Je suis à fond dans mon Ménière, ces jours-ci. Je veille à ne pas m'y laisser trop prendre. Mes séances d'écriture ne doivent pas excéder les deux heures. Au-delà, l'éclat de l'écran lumineux vrille mes terminaisons neuronales. Après une période d'abandon, j'ai repris ça à bras le corps.

Comme pressenti, je pense m'en tenir à un article à peine mieux structuré que mes chroniques désordonnées au jour le jour. Le travail de relecture et de réorganisation des paragraphes me barbe. Je pourrai toujours, plus tard, (jamais ?) reprendre mon texte, pour en faire quelque chose de mieux abouti. Tel quel, je m'y amuse bien. 

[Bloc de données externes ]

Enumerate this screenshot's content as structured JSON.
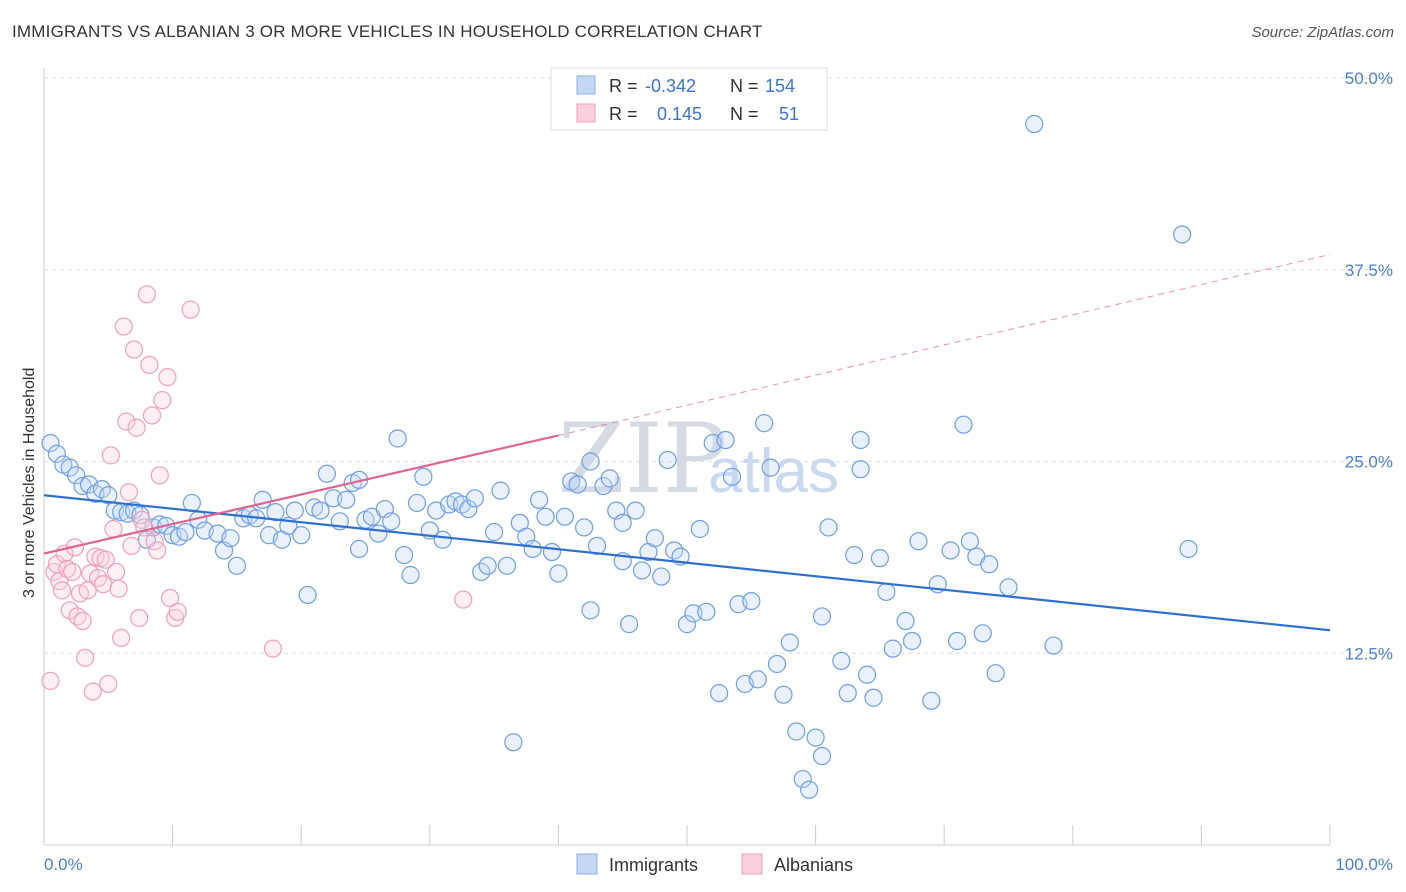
{
  "header": {
    "title": "IMMIGRANTS VS ALBANIAN 3 OR MORE VEHICLES IN HOUSEHOLD CORRELATION CHART",
    "source": "Source: ZipAtlas.com"
  },
  "watermark": {
    "zip": "ZIP",
    "atlas": "atlas"
  },
  "legend": {
    "rows": [
      {
        "r_label": "R =",
        "r_value": "-0.342",
        "n_label": "N =",
        "n_value": "154"
      },
      {
        "r_label": "R =",
        "r_value": "0.145",
        "n_label": "N =",
        "n_value": "51"
      }
    ]
  },
  "bottom_legend": {
    "items": [
      "Immigrants",
      "Albanians"
    ]
  },
  "chart_data": {
    "type": "scatter",
    "ylabel": "3 or more Vehicles in Household",
    "xlim": [
      0,
      100
    ],
    "ylim": [
      0,
      52
    ],
    "y_ticks": [
      12.5,
      25.0,
      37.5,
      50.0
    ],
    "y_tick_labels": [
      "12.5%",
      "25.0%",
      "37.5%",
      "50.0%"
    ],
    "x_tick_labels": [
      "0.0%",
      "100.0%"
    ],
    "grid": "horizontal dashed",
    "legend_position": "top-center",
    "colors": {
      "immigrants": "#6f9fe6",
      "albanians": "#f0a0bb",
      "immigrants_line": "#2f6fd0",
      "albanians_line": "#e0648e"
    },
    "series": [
      {
        "name": "Immigrants",
        "r": -0.342,
        "n": 154,
        "trend": {
          "x": [
            0,
            100
          ],
          "y": [
            22.8,
            14.0
          ]
        },
        "points": [
          [
            0.5,
            26.2
          ],
          [
            1.0,
            25.5
          ],
          [
            1.5,
            24.8
          ],
          [
            2.0,
            24.6
          ],
          [
            2.5,
            24.1
          ],
          [
            3.0,
            23.4
          ],
          [
            3.5,
            23.5
          ],
          [
            4.0,
            22.9
          ],
          [
            4.5,
            23.2
          ],
          [
            5.0,
            22.8
          ],
          [
            5.5,
            21.8
          ],
          [
            6.0,
            21.7
          ],
          [
            6.5,
            21.6
          ],
          [
            7.0,
            21.8
          ],
          [
            7.5,
            21.5
          ],
          [
            8.0,
            19.9
          ],
          [
            8.5,
            20.7
          ],
          [
            9.0,
            20.9
          ],
          [
            9.5,
            20.8
          ],
          [
            10.0,
            20.2
          ],
          [
            10.5,
            20.1
          ],
          [
            11.0,
            20.4
          ],
          [
            11.5,
            22.3
          ],
          [
            12.0,
            21.2
          ],
          [
            12.5,
            20.5
          ],
          [
            13.5,
            20.3
          ],
          [
            14.0,
            19.2
          ],
          [
            14.5,
            20.0
          ],
          [
            15.0,
            18.2
          ],
          [
            15.5,
            21.3
          ],
          [
            16.0,
            21.5
          ],
          [
            16.5,
            21.3
          ],
          [
            17.0,
            22.5
          ],
          [
            17.5,
            20.2
          ],
          [
            18.0,
            21.7
          ],
          [
            18.5,
            19.9
          ],
          [
            19.0,
            20.8
          ],
          [
            19.5,
            21.8
          ],
          [
            20.0,
            20.2
          ],
          [
            20.5,
            16.3
          ],
          [
            21.0,
            22.0
          ],
          [
            21.5,
            21.8
          ],
          [
            22.0,
            24.2
          ],
          [
            22.5,
            22.6
          ],
          [
            23.0,
            21.1
          ],
          [
            23.5,
            22.5
          ],
          [
            24.0,
            23.6
          ],
          [
            24.5,
            23.8
          ],
          [
            24.5,
            19.3
          ],
          [
            25.0,
            21.2
          ],
          [
            25.5,
            21.4
          ],
          [
            26.0,
            20.3
          ],
          [
            26.5,
            21.9
          ],
          [
            27.0,
            21.1
          ],
          [
            27.5,
            26.5
          ],
          [
            28.0,
            18.9
          ],
          [
            28.5,
            17.6
          ],
          [
            29.0,
            22.3
          ],
          [
            29.5,
            24.0
          ],
          [
            30.0,
            20.5
          ],
          [
            30.5,
            21.8
          ],
          [
            31.0,
            19.9
          ],
          [
            31.5,
            22.2
          ],
          [
            32.0,
            22.4
          ],
          [
            32.5,
            22.2
          ],
          [
            33.0,
            21.9
          ],
          [
            33.5,
            22.6
          ],
          [
            34.0,
            17.8
          ],
          [
            34.5,
            18.2
          ],
          [
            35.0,
            20.4
          ],
          [
            35.5,
            23.1
          ],
          [
            36.0,
            18.2
          ],
          [
            36.5,
            6.7
          ],
          [
            37.0,
            21.0
          ],
          [
            37.5,
            20.1
          ],
          [
            38.0,
            19.3
          ],
          [
            38.5,
            22.5
          ],
          [
            39.0,
            21.4
          ],
          [
            39.5,
            19.1
          ],
          [
            40.0,
            17.7
          ],
          [
            40.5,
            21.4
          ],
          [
            41.0,
            23.7
          ],
          [
            41.5,
            23.5
          ],
          [
            42.0,
            20.7
          ],
          [
            42.5,
            25.0
          ],
          [
            42.5,
            15.3
          ],
          [
            43.0,
            19.5
          ],
          [
            43.5,
            23.4
          ],
          [
            44.0,
            23.9
          ],
          [
            44.5,
            21.8
          ],
          [
            45.0,
            18.5
          ],
          [
            45.0,
            21.0
          ],
          [
            45.5,
            14.4
          ],
          [
            46.0,
            21.8
          ],
          [
            46.5,
            17.9
          ],
          [
            47.0,
            19.1
          ],
          [
            47.5,
            20.0
          ],
          [
            48.0,
            17.5
          ],
          [
            48.5,
            25.1
          ],
          [
            49.0,
            19.2
          ],
          [
            49.5,
            18.8
          ],
          [
            50.0,
            14.4
          ],
          [
            50.5,
            15.1
          ],
          [
            51.0,
            20.6
          ],
          [
            51.5,
            15.2
          ],
          [
            52.0,
            26.2
          ],
          [
            52.5,
            9.9
          ],
          [
            53.0,
            26.4
          ],
          [
            53.5,
            24.0
          ],
          [
            54.0,
            15.7
          ],
          [
            54.5,
            10.5
          ],
          [
            55.0,
            15.9
          ],
          [
            55.5,
            10.8
          ],
          [
            56.0,
            27.5
          ],
          [
            56.5,
            24.6
          ],
          [
            57.0,
            11.8
          ],
          [
            57.5,
            9.8
          ],
          [
            58.0,
            13.2
          ],
          [
            58.5,
            7.4
          ],
          [
            59.0,
            4.3
          ],
          [
            59.5,
            3.6
          ],
          [
            60.0,
            7.0
          ],
          [
            60.5,
            5.8
          ],
          [
            60.5,
            14.9
          ],
          [
            61.0,
            20.7
          ],
          [
            62.0,
            12.0
          ],
          [
            62.5,
            9.9
          ],
          [
            63.0,
            18.9
          ],
          [
            63.5,
            24.5
          ],
          [
            63.5,
            26.4
          ],
          [
            64.0,
            11.1
          ],
          [
            64.5,
            9.6
          ],
          [
            65.0,
            18.7
          ],
          [
            65.5,
            16.5
          ],
          [
            66.0,
            12.8
          ],
          [
            67.0,
            14.6
          ],
          [
            67.5,
            13.3
          ],
          [
            68.0,
            19.8
          ],
          [
            69.0,
            9.4
          ],
          [
            69.5,
            17.0
          ],
          [
            70.5,
            19.2
          ],
          [
            71.0,
            13.3
          ],
          [
            71.5,
            27.4
          ],
          [
            72.0,
            19.8
          ],
          [
            72.5,
            18.8
          ],
          [
            73.0,
            13.8
          ],
          [
            73.5,
            18.3
          ],
          [
            74.0,
            11.2
          ],
          [
            75.0,
            16.8
          ],
          [
            77.0,
            47.0
          ],
          [
            78.5,
            13.0
          ],
          [
            88.5,
            39.8
          ],
          [
            89.0,
            19.3
          ]
        ]
      },
      {
        "name": "Albanians",
        "r": 0.145,
        "n": 51,
        "trend": {
          "x": [
            0,
            40
          ],
          "y": [
            19.0,
            26.7
          ]
        },
        "trend_extended": {
          "x": [
            40,
            100
          ],
          "y": [
            26.7,
            38.5
          ]
        },
        "points": [
          [
            0.5,
            10.7
          ],
          [
            0.8,
            17.8
          ],
          [
            1.0,
            18.3
          ],
          [
            1.2,
            17.2
          ],
          [
            1.4,
            16.6
          ],
          [
            1.6,
            19.0
          ],
          [
            1.8,
            18.0
          ],
          [
            2.0,
            15.3
          ],
          [
            2.2,
            17.8
          ],
          [
            2.4,
            19.4
          ],
          [
            2.6,
            14.9
          ],
          [
            2.8,
            16.4
          ],
          [
            3.0,
            14.6
          ],
          [
            3.2,
            12.2
          ],
          [
            3.4,
            16.6
          ],
          [
            3.6,
            17.7
          ],
          [
            3.8,
            10.0
          ],
          [
            4.0,
            18.8
          ],
          [
            4.2,
            17.4
          ],
          [
            4.4,
            18.7
          ],
          [
            4.6,
            17.0
          ],
          [
            4.8,
            18.6
          ],
          [
            5.0,
            10.5
          ],
          [
            5.2,
            25.4
          ],
          [
            5.4,
            20.6
          ],
          [
            5.6,
            17.8
          ],
          [
            5.8,
            16.7
          ],
          [
            6.0,
            13.5
          ],
          [
            6.2,
            33.8
          ],
          [
            6.4,
            27.6
          ],
          [
            6.6,
            23.0
          ],
          [
            6.8,
            19.5
          ],
          [
            7.0,
            32.3
          ],
          [
            7.2,
            27.2
          ],
          [
            7.4,
            14.8
          ],
          [
            7.6,
            21.2
          ],
          [
            7.8,
            20.7
          ],
          [
            8.0,
            35.9
          ],
          [
            8.2,
            31.3
          ],
          [
            8.4,
            28.0
          ],
          [
            8.6,
            19.8
          ],
          [
            8.8,
            19.2
          ],
          [
            9.0,
            24.1
          ],
          [
            9.2,
            29.0
          ],
          [
            9.6,
            30.5
          ],
          [
            9.8,
            16.1
          ],
          [
            10.2,
            14.8
          ],
          [
            10.4,
            15.2
          ],
          [
            11.4,
            34.9
          ],
          [
            17.8,
            12.8
          ],
          [
            32.6,
            16.0
          ]
        ]
      }
    ]
  }
}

J'apprivoise le syndrome, en en parlant. C'est déjà beaucoup. Les pressions lourdes de ces derniers jours ne m'aident vraiment pas à aérer mes pauvres vésicules auriculaires. Pour le moment, tout ça tient à peu près. Je veux y voir un grand progrès.


Vendredi 16 septembre 2022  15h30



Une ou autre averses est tombée. La température a bien baissé.

Mon actualité reste météorologique.

Pour le reste, de contemplations naïves des ciels chavirés en lectures dépaysantes, mes jours suivent leur train, sans presse, au rythme des nuages paresseux étirés en écharpes, ou gonflés en boursouflures sombres. 


 











Je veille à débusquer un début d'ennui bonne copine de la mélancolie. Quelques activités légères y suffisent. Je me suis même attelée à une reprise charpentière, à toute petite échelle, suffisante pour maintenir à flot mon petit amour propre vite en alerte. 

J'ai toujours aimé le "faire", même sans le "savoir". Une réussite efficace, même discutable dans son accomplissement et son fini, me laisse parfaitement satisfaite. Cette seule satisfaction fait ration suffisante à ce fameux amour propre. 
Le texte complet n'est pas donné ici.